Berlin-based Chaos Computer Club recently demonstrated how the Galaxy S8’s iris scanner could be tricked. The method involved using a printed infrared image of the human eye attached to a contact lens. That was all they needed to trick the iris scanner into unlocking the device.
Iris scanner functionality is still rare on smartphones so it’s a pretty big selling point for the Galaxy S8. However, it’s not ideal to know that a feature that’s meant to protect your phone can be tricked with relative ease.
Samsung’s initial response to the matter was meant to assure customers that the iris scanning technology in the Galaxy S8 has been developed through rigorous testing to prevent attempts to compromise its security. It also said that if there was ever a potential vulnerability, it would respond as quickly as possible to fix it.
A spokesperson for the company told The Korea Herald today that fooling the Galaxy S8’s iris sensor is “unrealistic,” adding that it’s hard to see that happening in real life.

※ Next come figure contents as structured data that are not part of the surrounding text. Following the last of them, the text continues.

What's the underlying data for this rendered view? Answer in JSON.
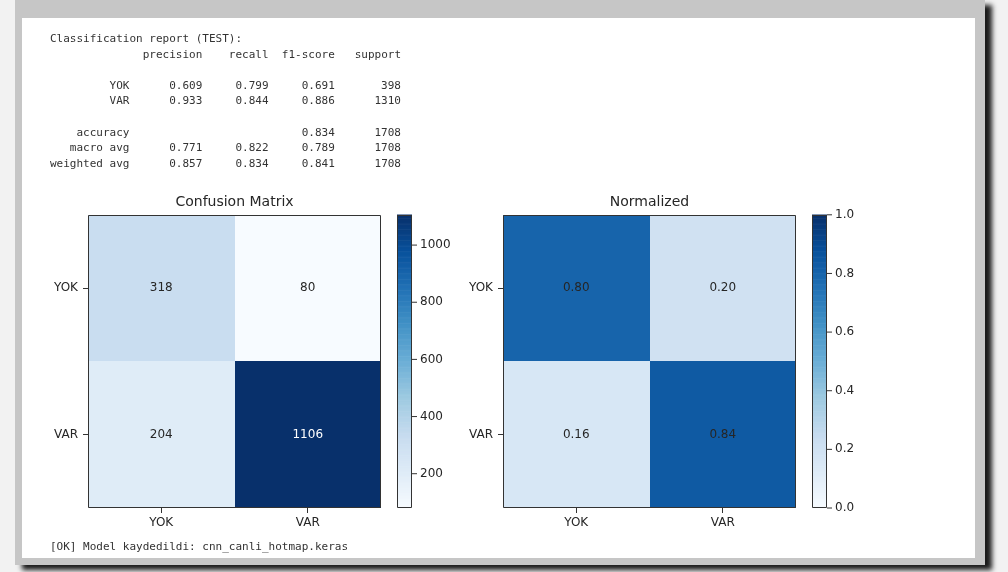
{
  "chart_data": [
    {
      "type": "other",
      "title": "Classification report (TEST):",
      "annotations": [
        "precision    recall  f1-score   support",
        "YOK      0.609     0.799     0.691       398",
        "VAR      0.933     0.844     0.886      1310",
        "accuracy                          0.834      1708",
        "macro avg      0.771     0.822     0.789      1708",
        "weighted avg      0.857     0.834     0.841      1708"
      ]
    },
    {
      "type": "heatmap",
      "title": "Confusion Matrix",
      "categories": [
        "YOK",
        "VAR"
      ],
      "y_categories": [
        "YOK",
        "VAR"
      ],
      "cells": [
        [
          318,
          80
        ],
        [
          204,
          1106
        ]
      ],
      "data_labels": true,
      "clim": [
        80,
        1106
      ],
      "cticks": [
        200,
        400,
        600,
        800,
        1000
      ]
    },
    {
      "type": "heatmap",
      "title": "Normalized",
      "categories": [
        "YOK",
        "VAR"
      ],
      "y_categories": [
        "YOK",
        "VAR"
      ],
      "cells": [
        [
          0.8,
          0.2
        ],
        [
          0.16,
          0.84
        ]
      ],
      "cell_labels": [
        [
          "0.80",
          "0.20"
        ],
        [
          "0.16",
          "0.84"
        ]
      ],
      "clim": [
        0,
        1
      ],
      "cticks": [
        {
          "value": 0,
          "label": "0.0"
        },
        0.2,
        0.4,
        0.6,
        0.8,
        {
          "value": 1,
          "label": "1.0"
        }
      ]
    },
    {
      "type": "other",
      "annotations": [
        "[OK] Model kaydedildi: cnn_canli_hotmap.keras"
      ]
    }
  ]
}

“You need a camera that can capture infrared light (used in the video), which is no longer available in the market. Also, you need to take a photo of the owner’s iris and steal his smartphone. It is difficult for the whole scenario to happen in reality,” the spokesperson said.
Dirk Engling, a spokesman for the Chaos Computer Club, says that under some circumstances, a high-resolution picture from the internet would be enough to capture an iris.
“If you value the data on your phone — and possibly want to even use it for payment — using the traditional pin protection is a safer approach than using body features for authentication,” he said.